Judge: Elaine W. Mandel, Case: 23SMCV04551, Date: 2024-09-12 Tentative Ruling

Case Number: 23SMCV04551    Hearing Date: September 12, 2024    Dept: P

Guerrero v. Regents, case no. 23SMCV04551

Defendant’s motion for judgment on the pleadings

Plaintiff alleges injuries on 9/29/21 at UCLA Medical Center when she slipped and fell on water on the floor. She had been hospitalized since 9/25/21 for a kidney transplant. Defendant Regents move for judgment on the pleadings on statute of limitations grounds, as the complaint was filed 9/27/23, more than a year after the incident. Regents argue that, though the complaint alleges premises liability claims, which have a two-year statute, this should be considered a medical negligence claim, which has a one-year statute, making the claim untimely.

Plaintiff argues this is a premises claim, as alleged, as the mechanism of injury results not from the hospital’s care of plaintiff, but from a general duty of care to maintain its premises. Thus, the two-year statute of limitations applies.

The standard for ruling on a motion for judgment on the pleadings is essentially the same as that applicable to a general demurrer -- it appears that a party is entitled to judgment as a matter of law. Bezirdjian v. O'Reilly (2010) 183 Cal.App.4th 316, 321-322, citing Schabarum v. California Legislature (1998) 60 Cal.App.4th 1205, 1216. Matters subject to mandatory judicial notice may be treated as part of the complaint and may be considered. “The motion is confined to the face of the pleading under attack and all facts alleged in the complaint must be accepted as true.”  Hightower v. Farmers Insurance Exchange (1995) 38 Cal.App.4th 853, 858. A plaintiff may move for judgment on the pleadings on the ground that “the complaint states facts sufficient to constitute a cause of action against the defendant and the answer does not state facts sufficient to constitute a defense to the complaint.” Code Civ. Proc. §438(c)(1)(A).

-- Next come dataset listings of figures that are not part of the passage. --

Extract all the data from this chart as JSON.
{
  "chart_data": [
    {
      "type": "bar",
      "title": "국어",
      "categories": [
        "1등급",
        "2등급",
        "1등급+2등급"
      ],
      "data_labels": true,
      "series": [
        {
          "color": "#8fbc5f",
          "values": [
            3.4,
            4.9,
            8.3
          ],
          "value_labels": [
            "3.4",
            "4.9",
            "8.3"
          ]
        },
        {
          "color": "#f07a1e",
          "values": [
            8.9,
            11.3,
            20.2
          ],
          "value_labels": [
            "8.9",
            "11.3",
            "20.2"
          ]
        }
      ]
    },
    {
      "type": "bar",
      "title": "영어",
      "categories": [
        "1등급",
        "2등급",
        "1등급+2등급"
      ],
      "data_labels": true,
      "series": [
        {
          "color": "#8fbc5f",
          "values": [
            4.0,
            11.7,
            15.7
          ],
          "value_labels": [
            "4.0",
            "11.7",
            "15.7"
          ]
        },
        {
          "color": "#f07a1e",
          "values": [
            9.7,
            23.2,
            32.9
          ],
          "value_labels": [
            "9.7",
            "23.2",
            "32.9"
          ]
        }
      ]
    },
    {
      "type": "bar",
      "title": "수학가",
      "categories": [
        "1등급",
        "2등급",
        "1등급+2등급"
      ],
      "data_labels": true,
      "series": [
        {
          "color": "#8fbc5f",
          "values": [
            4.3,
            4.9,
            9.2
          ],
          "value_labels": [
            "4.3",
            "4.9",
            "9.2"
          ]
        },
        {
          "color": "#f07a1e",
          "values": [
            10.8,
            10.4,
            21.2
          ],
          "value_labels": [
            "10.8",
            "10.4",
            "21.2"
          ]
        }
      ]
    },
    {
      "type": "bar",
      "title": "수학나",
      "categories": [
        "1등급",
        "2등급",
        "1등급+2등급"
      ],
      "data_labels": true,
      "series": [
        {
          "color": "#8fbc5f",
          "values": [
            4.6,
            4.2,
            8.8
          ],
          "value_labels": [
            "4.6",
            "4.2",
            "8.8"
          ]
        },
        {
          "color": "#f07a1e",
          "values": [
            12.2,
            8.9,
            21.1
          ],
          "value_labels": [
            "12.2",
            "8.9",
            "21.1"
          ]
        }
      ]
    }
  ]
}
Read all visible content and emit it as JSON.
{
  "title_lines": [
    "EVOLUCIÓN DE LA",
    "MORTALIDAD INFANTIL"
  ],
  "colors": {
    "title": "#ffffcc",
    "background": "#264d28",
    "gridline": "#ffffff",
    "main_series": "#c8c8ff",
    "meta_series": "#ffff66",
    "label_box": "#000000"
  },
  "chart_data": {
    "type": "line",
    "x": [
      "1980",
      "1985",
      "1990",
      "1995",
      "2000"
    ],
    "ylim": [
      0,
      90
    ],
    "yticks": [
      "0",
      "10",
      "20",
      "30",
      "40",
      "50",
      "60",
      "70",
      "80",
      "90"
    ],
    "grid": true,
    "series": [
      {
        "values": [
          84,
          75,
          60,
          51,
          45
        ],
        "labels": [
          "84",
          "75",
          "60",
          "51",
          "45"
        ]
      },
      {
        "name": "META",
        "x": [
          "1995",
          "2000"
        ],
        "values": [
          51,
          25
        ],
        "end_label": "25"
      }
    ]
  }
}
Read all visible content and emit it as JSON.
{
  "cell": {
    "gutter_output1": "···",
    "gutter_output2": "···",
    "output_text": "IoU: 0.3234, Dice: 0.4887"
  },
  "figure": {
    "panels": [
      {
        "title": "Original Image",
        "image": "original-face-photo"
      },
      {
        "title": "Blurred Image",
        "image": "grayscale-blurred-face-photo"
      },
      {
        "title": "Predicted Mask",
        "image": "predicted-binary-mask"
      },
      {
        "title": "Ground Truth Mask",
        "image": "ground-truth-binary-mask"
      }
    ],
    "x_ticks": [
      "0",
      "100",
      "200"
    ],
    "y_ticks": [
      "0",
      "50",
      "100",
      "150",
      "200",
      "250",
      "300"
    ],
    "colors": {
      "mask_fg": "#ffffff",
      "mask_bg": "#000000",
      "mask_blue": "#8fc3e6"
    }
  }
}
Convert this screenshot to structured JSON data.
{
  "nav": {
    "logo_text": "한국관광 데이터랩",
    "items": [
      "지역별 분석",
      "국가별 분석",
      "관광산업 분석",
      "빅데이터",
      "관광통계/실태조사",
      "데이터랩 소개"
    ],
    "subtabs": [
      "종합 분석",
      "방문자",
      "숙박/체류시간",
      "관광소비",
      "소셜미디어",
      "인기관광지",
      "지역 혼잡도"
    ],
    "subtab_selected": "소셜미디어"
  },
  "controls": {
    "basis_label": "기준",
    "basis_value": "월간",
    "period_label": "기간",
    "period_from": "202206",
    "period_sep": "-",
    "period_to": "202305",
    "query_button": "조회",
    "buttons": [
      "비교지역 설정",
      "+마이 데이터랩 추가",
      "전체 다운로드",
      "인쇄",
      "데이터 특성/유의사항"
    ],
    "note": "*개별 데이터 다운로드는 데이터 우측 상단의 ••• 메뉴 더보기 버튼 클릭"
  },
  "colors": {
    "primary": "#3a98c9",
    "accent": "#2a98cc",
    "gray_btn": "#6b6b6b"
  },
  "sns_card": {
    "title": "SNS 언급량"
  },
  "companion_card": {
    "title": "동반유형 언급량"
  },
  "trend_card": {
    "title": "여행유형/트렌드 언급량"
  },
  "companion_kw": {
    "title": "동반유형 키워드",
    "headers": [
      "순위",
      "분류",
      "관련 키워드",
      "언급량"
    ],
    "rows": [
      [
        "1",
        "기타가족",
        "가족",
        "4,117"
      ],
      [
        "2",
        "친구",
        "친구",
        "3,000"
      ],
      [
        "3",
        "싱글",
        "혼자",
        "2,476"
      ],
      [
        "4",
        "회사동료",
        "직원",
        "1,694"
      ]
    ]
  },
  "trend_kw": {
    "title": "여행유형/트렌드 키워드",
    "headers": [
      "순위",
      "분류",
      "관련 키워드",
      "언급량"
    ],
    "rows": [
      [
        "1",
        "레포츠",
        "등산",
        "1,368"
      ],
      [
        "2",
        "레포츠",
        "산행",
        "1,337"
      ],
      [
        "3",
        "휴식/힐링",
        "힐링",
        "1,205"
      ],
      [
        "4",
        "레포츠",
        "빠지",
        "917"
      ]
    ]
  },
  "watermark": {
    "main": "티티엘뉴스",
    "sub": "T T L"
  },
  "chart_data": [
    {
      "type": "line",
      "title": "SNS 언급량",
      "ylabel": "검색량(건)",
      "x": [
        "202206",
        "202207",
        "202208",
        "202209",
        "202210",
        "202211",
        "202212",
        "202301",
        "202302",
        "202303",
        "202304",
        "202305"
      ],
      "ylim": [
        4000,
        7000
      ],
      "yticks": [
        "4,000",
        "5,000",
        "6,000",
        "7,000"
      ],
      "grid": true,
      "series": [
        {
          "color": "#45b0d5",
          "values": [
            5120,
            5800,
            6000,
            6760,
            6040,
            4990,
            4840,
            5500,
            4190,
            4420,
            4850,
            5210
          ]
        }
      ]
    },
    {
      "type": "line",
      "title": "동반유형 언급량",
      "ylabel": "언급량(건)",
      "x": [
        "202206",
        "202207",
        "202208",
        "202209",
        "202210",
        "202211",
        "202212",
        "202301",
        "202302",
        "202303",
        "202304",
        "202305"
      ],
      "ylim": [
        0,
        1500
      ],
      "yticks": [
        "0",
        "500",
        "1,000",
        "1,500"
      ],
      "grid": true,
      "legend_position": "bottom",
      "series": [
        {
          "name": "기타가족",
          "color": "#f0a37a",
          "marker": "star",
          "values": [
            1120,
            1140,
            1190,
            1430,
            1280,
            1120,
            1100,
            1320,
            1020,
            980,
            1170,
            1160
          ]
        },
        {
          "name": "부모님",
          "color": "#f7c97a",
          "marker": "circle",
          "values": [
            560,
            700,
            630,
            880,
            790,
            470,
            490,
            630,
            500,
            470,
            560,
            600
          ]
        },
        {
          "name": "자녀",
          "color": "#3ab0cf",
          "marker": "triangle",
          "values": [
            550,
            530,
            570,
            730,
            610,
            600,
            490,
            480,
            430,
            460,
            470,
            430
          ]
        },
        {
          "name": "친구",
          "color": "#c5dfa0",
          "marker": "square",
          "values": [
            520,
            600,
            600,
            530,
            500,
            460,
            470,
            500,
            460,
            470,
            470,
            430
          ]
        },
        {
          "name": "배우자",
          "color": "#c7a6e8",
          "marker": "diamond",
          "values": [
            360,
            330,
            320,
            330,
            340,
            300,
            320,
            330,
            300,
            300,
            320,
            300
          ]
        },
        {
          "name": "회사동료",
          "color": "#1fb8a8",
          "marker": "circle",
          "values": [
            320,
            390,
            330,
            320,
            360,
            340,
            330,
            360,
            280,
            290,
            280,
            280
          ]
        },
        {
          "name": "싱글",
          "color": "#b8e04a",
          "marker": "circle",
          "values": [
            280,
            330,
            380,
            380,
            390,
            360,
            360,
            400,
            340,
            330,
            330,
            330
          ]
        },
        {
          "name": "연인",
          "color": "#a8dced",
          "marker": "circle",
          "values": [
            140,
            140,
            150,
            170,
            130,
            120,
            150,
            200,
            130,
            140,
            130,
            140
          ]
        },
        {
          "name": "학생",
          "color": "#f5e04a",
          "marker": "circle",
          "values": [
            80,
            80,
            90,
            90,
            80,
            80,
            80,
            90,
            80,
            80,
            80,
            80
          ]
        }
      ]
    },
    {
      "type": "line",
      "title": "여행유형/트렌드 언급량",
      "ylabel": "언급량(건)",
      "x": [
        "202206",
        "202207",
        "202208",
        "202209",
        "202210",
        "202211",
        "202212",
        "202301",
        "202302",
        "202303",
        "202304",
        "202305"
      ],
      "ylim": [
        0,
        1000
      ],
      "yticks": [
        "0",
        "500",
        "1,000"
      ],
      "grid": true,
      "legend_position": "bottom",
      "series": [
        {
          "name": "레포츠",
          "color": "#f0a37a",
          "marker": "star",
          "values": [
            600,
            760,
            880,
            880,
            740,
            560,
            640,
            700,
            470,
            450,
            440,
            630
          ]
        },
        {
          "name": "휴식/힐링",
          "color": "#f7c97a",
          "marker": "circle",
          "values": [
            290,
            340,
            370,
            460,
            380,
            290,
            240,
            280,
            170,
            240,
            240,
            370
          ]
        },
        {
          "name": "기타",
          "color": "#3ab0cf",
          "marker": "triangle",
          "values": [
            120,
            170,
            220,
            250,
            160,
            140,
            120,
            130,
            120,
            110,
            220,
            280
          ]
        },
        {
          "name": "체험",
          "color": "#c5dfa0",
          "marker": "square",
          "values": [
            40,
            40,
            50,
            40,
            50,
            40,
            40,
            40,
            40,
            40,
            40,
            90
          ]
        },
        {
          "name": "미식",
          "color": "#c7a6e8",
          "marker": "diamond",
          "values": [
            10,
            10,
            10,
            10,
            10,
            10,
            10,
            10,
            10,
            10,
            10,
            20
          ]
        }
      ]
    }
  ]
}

On judgment on the pleadings, all plaintiff’s allegations must be treated as true, as on demurrer.

The court agrees with plaintiff’s argument that the injuries did not arise from any alleged medical negligence or the provision of medical care. Rather, plaintiff alleges injuries arising from slipping on a recently mopped, wet floor. Simply because she was inpatient does not mean that any and all injuries she might sustain at the hospital are subsumed within the ambit of professional negligence. See Gopaul v. Herrick Memorial Hospital (1974) 38 Cal.App.3d 1002, 1007; Flores v. Presbyterian Intercommunity Hospital (2016) 63 Cal.4th 75, 88, cited by both parties.

As plaintiff argues, if a visitor slipped and fell on the wet floor, that visitor’s claim would not be one for professional negligence; it would be one for premises liability. Simply because it was inpatient plaintiff who fell, not a hypothetical visitor, does not make a premises liability claim into a professional negligence claim.

Flores, 63 Cal.4th at 86, stated CCP 340.5’s statute of limitations would not apply in the circumstances of a “failure to place a warning sign on a wet, recently mopped floor,” exactly the circumstances presented here. The injury did not occur “in the rendering of medical services,” so the one-year statute does not apply.

The court declines to take judicial notice of plaintiff's medical records under Cal. Evid. Code 452, as there is no basis for the court to do so. The motion is denied.